第6章 鼓動のSerenade*菅原孝支√
「あ…え……!」
声にならない声を発し桃は跳び起きる。
「ごめんなさいっ!」
というとそのまま電気のスイッチの方へ進んだ。
一方菅原は
(今、どんな顔してたんだろ…)
この時の桃の表情を想像すると、思わず口元が緩んでしまうのだった。
パチッ
ようやくスイッチを見つけ周囲が明るく照らされる。
闇に慣れた二人の目はやけに眩しく感じた。
「やっぱり閉められてます。
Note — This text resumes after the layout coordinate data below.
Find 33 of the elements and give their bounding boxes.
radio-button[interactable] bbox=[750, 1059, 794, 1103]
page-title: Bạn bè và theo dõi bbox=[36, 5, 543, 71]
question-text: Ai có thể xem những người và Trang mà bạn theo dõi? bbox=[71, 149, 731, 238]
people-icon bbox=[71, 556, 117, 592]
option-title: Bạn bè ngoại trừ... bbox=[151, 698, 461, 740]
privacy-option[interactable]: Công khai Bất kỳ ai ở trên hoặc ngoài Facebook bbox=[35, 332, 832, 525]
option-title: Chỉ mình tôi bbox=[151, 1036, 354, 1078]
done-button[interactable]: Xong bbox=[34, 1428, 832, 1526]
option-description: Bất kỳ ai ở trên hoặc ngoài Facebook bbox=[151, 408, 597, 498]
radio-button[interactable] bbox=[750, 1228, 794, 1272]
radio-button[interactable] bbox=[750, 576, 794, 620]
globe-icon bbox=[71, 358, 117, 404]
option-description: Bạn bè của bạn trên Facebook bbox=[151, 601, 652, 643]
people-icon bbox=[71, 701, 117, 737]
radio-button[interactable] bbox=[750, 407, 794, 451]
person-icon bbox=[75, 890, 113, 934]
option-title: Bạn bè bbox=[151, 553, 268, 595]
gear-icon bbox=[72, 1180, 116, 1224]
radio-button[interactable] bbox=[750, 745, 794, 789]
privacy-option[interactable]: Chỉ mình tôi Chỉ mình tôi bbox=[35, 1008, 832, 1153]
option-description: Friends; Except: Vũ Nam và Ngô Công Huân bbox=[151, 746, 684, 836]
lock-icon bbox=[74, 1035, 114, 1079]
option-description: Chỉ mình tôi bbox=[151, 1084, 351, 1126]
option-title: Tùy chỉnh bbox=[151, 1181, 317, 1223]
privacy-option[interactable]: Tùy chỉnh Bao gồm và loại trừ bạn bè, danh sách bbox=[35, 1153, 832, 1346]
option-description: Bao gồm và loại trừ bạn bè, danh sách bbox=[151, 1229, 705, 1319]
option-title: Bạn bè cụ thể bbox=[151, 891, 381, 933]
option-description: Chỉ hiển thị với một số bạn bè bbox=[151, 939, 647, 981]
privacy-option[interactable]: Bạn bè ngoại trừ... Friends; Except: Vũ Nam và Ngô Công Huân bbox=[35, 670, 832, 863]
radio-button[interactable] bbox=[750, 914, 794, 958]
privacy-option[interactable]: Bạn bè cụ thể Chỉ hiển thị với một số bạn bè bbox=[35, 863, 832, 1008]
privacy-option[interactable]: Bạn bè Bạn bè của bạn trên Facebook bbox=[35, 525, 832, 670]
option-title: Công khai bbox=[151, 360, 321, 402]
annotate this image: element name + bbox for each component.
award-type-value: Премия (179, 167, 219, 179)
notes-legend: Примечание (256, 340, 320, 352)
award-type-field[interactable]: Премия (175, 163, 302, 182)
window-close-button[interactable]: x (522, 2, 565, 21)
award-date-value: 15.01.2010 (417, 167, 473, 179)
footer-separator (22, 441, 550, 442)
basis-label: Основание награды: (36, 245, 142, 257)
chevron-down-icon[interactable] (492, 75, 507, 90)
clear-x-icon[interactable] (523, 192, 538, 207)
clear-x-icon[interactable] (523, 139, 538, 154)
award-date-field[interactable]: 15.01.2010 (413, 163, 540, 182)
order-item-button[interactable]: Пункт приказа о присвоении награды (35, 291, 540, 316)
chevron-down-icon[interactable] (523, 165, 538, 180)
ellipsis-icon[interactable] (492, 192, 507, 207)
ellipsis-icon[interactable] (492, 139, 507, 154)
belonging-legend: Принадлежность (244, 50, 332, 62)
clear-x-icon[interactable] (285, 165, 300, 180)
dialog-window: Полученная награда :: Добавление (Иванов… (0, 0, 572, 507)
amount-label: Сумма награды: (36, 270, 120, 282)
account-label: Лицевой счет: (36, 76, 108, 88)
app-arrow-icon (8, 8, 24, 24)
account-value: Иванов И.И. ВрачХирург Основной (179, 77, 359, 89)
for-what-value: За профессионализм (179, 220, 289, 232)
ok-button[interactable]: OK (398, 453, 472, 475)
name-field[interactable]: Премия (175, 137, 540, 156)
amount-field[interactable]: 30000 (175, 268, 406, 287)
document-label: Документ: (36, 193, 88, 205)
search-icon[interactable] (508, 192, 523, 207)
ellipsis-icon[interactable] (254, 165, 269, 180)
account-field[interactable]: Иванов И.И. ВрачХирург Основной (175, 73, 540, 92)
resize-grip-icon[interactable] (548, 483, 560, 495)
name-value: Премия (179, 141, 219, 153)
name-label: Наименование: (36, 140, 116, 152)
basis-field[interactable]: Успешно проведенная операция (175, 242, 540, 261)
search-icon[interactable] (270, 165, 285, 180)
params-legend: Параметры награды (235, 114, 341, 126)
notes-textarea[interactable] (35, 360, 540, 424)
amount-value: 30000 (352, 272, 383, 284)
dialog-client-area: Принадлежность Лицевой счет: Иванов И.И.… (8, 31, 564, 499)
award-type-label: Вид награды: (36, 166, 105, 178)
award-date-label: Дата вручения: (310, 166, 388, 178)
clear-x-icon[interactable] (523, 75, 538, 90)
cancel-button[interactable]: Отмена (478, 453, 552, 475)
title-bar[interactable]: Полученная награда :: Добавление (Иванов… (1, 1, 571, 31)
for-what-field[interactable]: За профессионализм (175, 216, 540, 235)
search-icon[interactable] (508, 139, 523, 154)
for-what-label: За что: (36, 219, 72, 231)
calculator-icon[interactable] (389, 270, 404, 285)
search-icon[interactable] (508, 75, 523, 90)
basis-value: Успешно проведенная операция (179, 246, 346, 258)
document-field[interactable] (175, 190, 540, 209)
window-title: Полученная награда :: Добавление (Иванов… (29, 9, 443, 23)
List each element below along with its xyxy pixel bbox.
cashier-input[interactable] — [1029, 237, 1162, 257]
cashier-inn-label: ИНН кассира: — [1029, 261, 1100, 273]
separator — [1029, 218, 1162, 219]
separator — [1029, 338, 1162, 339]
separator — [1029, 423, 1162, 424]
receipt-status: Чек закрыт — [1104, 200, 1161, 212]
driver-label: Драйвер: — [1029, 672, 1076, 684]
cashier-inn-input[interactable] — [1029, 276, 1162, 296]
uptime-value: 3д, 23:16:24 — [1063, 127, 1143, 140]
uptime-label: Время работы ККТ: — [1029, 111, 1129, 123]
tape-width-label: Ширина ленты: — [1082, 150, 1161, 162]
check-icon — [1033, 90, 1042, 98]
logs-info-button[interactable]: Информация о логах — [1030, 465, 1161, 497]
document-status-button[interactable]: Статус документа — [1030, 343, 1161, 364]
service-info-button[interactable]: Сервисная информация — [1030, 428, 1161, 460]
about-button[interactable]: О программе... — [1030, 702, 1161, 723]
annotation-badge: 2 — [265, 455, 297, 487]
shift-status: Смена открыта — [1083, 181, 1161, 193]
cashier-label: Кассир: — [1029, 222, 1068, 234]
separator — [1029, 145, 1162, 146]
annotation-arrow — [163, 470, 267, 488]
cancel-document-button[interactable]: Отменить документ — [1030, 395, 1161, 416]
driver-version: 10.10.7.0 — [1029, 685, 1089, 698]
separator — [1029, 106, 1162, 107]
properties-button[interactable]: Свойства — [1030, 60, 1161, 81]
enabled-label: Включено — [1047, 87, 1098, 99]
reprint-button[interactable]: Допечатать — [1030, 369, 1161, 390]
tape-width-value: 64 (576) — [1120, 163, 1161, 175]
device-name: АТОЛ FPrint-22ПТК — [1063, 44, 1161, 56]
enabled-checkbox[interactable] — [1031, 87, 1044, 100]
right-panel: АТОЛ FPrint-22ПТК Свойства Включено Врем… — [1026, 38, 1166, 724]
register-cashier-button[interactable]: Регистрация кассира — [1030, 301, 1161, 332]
」
桃が目視で確認する。
いつの間にか側に来ていた菅原もガタガタとドアを揺らしてそれを確かめる。
「もう就寝時間なので誰かが外にいるとも考えづらいですね。」
こんな状況でも冷静に分析する桃に菅原は(さすが王女…)と思っていた。
王女と言われるのが嫌いな、大好きな彼女のために口にはしないが。
「今日はここで寝るしかないべ。」
しばらく後菅原は言った。
冗談のはずだった。
場を和ませるという諧謔心と、
桃が困っているところを見たいという悪戯心から出た言葉だ。
だが桃の返答は予想を大きく外れるものだった。